Il avait le même sourire qu'à l'accoutumé. Celui qu'a un gosse lorsqu'il réalise un exploit devant sa mère. Celui du mourant qui ne regrette rien. Celui que devrait avoir tout roi digne de ce nom. Les crocs blancs du souverain renvoyaient les rayons de soleil de cette chaude journée et les chanceux des premiers rangs devaient plisser les yeux pour espérer distinguer plus de sa personne. Pas très grand, ni très fort, il avait la silhouette élancé du gars de province et son long manteau cramoisi orné d'une fourrure blanche empêchait toute tentative d'exploration physionomique à distance. Pourtant, le jeune adoptait des mouvements félins, vifs, nerveux et sans fioritures. Il contrôlait chaque parcelle de son être pour ne pas arquer un sourcil si cela ne lui était nécessaire. Seul sa tignasse restait indomptable. Elle se mouvait à un autre niveau, ballotant joyeusement dans les airs avec une liberté qu'on avait d'habitude du mal à associer à une chevelure. Mais ces mèches blondes faisaient fi du vent comme de leur point d'attache pour s'ébattre dans le sens qu'il leur seyait et sans se soucier de coller à la réalité. Le jeune Niji pouvait fasciner les foules toute une journée sans qu'il n'ait besoin de parler. Alors quand il se mit à le faire, ce fut en essayant de dominer le tonitruant vacarme de la foule.


—Habitants de Reckon. Je suis né et j'ai grandi parmi vous. Nous avons partagé le même air, la même île et les mêmes sautes d'humeur de la faune locale. Maudits raton-laveurs. Alors pourquoi suis-je roi ? Pourquoi êtes-vous sujets ? Qu'est-ce qui fait que je mérite de me tenir là plus que n'importe lequel d'entre vous si ce n'est grâce aux anciennes actions de mon vieux papa ?
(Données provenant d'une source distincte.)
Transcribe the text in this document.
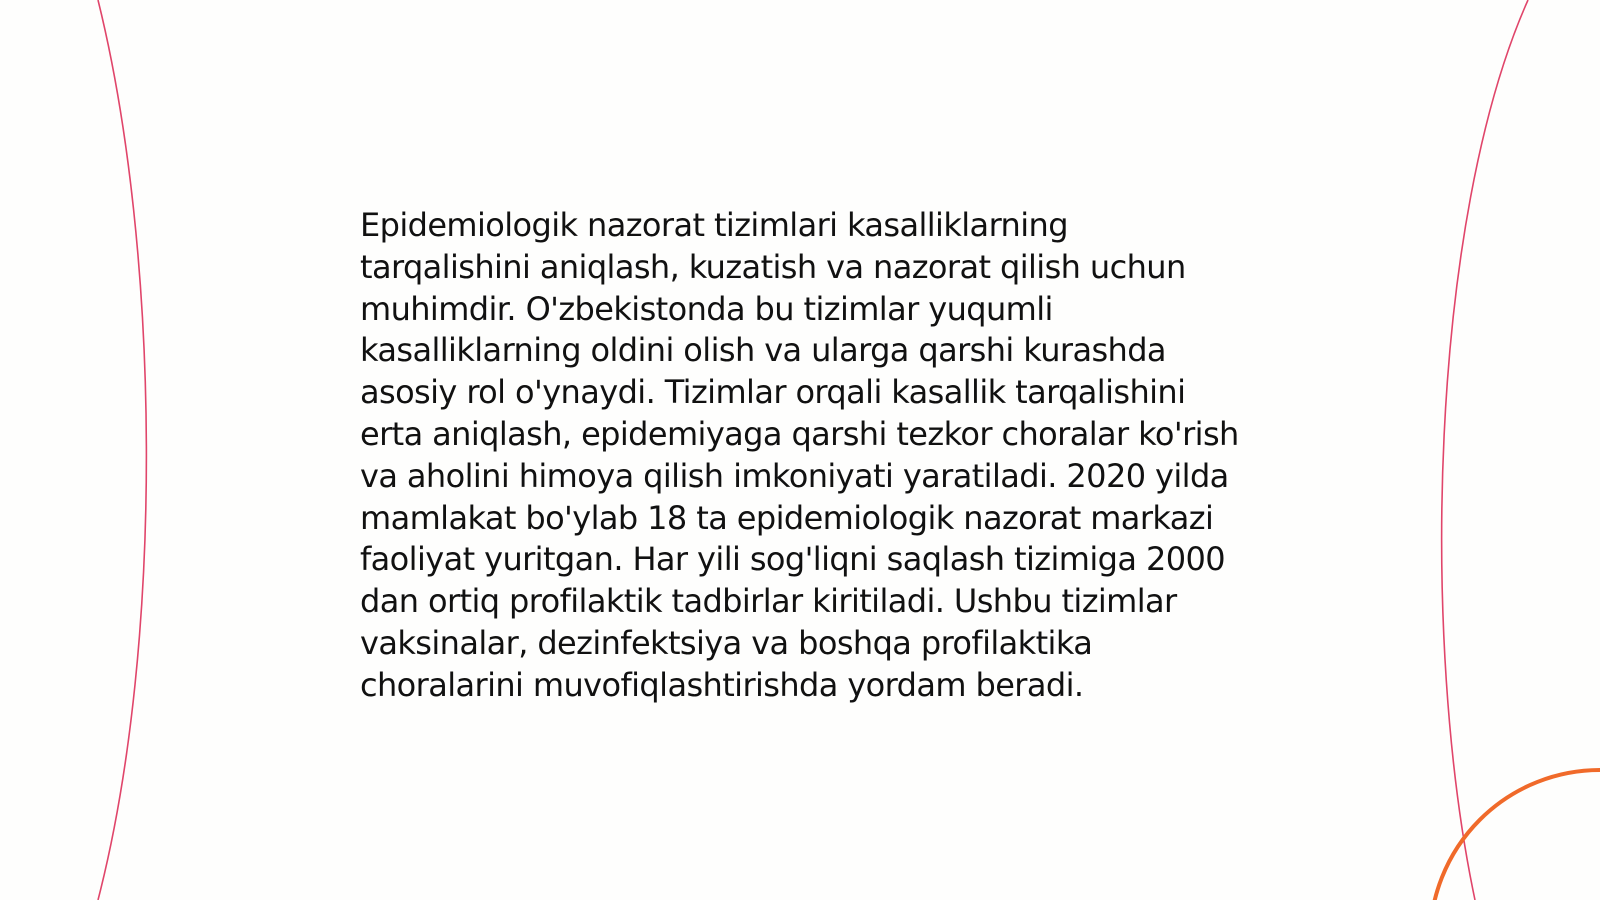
Epidemiologik nazorat tizimlari kasalliklarning tarqalishini aniqlash, kuzatish va nazorat qilish uchun muhimdir. O'zbekistonda bu tizimlar yuqumli kasalliklarning oldini olish va ularga qarshi kurashda asosiy rol o'ynaydi. Tizimlar orqali kasallik tarqalishini erta aniqlash, epidemiyaga qarshi tezkor choralar ko'rish va aholini himoya qilish imkoniyati yaratiladi. 2020 yilda mamlakat bo'ylab 18 ta epidemiologik nazorat markazi faoliyat yuritgan. Har yili sog'liqni saqlash tizimiga 2000 dan ortiq profilaktik tadbirlar kiritiladi. Ushbu tizimlar vaksinalar, dezinfektsiya va boshqa profilaktika choralarini muvofiqlashtirishda yordam beradi.
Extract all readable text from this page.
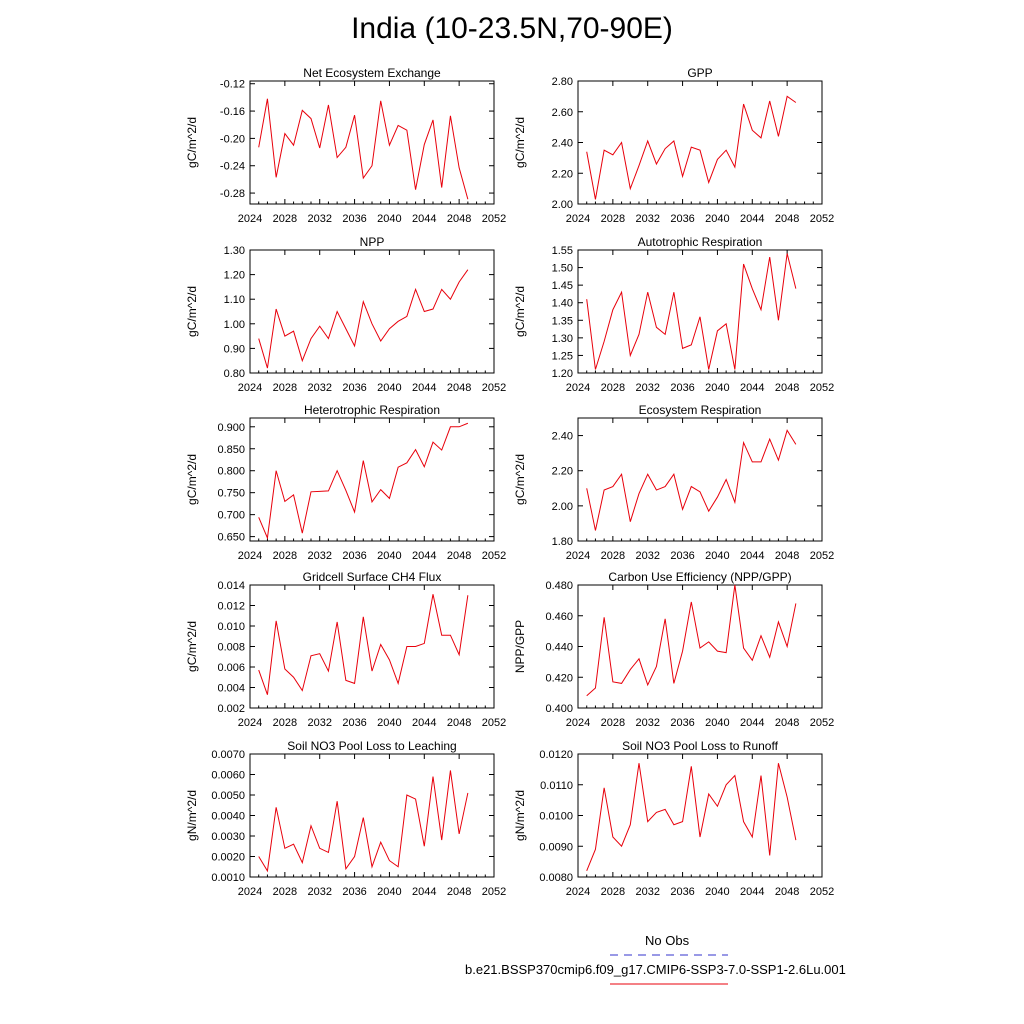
India (10-23.5N,70-90E)
Net Ecosystem Exchange
gC/m^2/d
2024 2028 2032 2036 2040 2044 2048 2052
-0.12
-0.16
-0.20
-0.24
-0.28
GPP
gC/m^2/d
2024 2028 2032 2036 2040 2044 2048 2052
2.00
2.20
2.40
2.60
2.80
NPP
gC/m^2/d
2024 2028 2032 2036 2040 2044 2048 2052
0.80
0.90
1.00
1.10
1.20
1.30
Autotrophic Respiration
gC/m^2/d
2024 2028 2032 2036 2040 2044 2048 2052
1.20
1.25
1.30
1.35
1.40
1.45
1.50
1.55
Heterotrophic Respiration
gC/m^2/d
2024 2028 2032 2036 2040 2044 2048 2052
0.650
0.700
0.750
0.800
0.850
0.900
Ecosystem Respiration
gC/m^2/d
2024 2028 2032 2036 2040 2044 2048 2052
1.80
2.00
2.20
2.40
Gridcell Surface CH4 Flux
gC/m^2/d
2024 2028 2032 2036 2040 2044 2048 2052
0.002
0.004
0.006
0.008
0.010
0.012
0.014
Carbon Use Efficiency (NPP/GPP)
NPP/GPP
2024 2028 2032 2036 2040 2044 2048 2052
0.400
0.420
0.440
0.460
0.480
Soil NO3 Pool Loss to Leaching
gN/m^2/d
2024 2028 2032 2036 2040 2044 2048 2052
0.0010
0.0020
0.0030
0.0040
0.0050
0.0060
0.0070
Soil NO3 Pool Loss to Runoff
gN/m^2/d
2024 2028 2032 2036 2040 2044 2048 2052
0.0080
0.0090
0.0100
0.0110
0.0120
No Obs
b.e21.BSSP370cmip6.f09_g17.CMIP6-SSP3-7.0-SSP1-2.6Lu.001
Il marqua une pause et les péquenots décrièrent d'un coup quand ils comprirent que Free attendait réellement une réponse. Les démonstrations d'affection s’arrêtèrent net tandis que les rides de réflexion se creusaient sur le visage des plus près. Un homme noyé dans la foule eut l'esprit plus vif ou la langue plus téméraire que les autres et gueula sa réponse "la couronne". Malheureusement il eut un surplus d'entrain et se mordit finalement la langue. Son voisin se jeta alors sur l'occasion et cria sa réponse sous le regard choqué de l'homme à la coordination buccale foireuse.


—Hum ? Une couronne ?  


Free se fendit d'un sourire. Il balaya la foule du regard pendant quelques secondes, puis saisit rapidement sa couronne et la lança sans un regard. Si les conseillers firent la gueule, les villageois oublièrent de réagir devant l’excentricité de la scène. Elle atterrit finalement dans les mains d'un badaud qui l'attrapa comme on attrape un œuf. En espérant ne pas la briser. Le citadin resta interdit de longues secondes et quand finalement son cerveau assimila ce qui venait de se passer, il brandit la couronne fièrement et s'époumona autant que ce fut pulmonairement possible. Les autres suivirent.

—Dans une semaine se tiendront les élections qui décideront qui sera votre nouveau roi ! Les candidats ne pourront pas voter mais chaque homme, chaque femme est libre de se présenter. Il n'appartient qu'à vous de choisir qui vous gouvernera.

Un dernier sourire.

—On se revoit dans une semaine.





_________   6 jours plus tards    _____________



—Sire !
—Oh ? C'est vous grand chambellan ?
—La situation est grave, comme nous le pensions...
—Et comment avez-vous trouvé ces algues alors ?
—Succulentes, mais nous avons des soucis plus urgents. C'est à propos des élections.  
—Ne faites pas attention au jokari, je vous écoute.  
—Eh bien il semblerait que tout le monde se soit présenté dans le royaume.
—Hum. Ça, c'est problématique...
—Toutefois...

Free arqua un sourcil.

—Il semblerait qu'il y ait actuellement deux étrangers sur l'île. Un certain Bob Ronchon et un autre du nom Ping Nam Tong.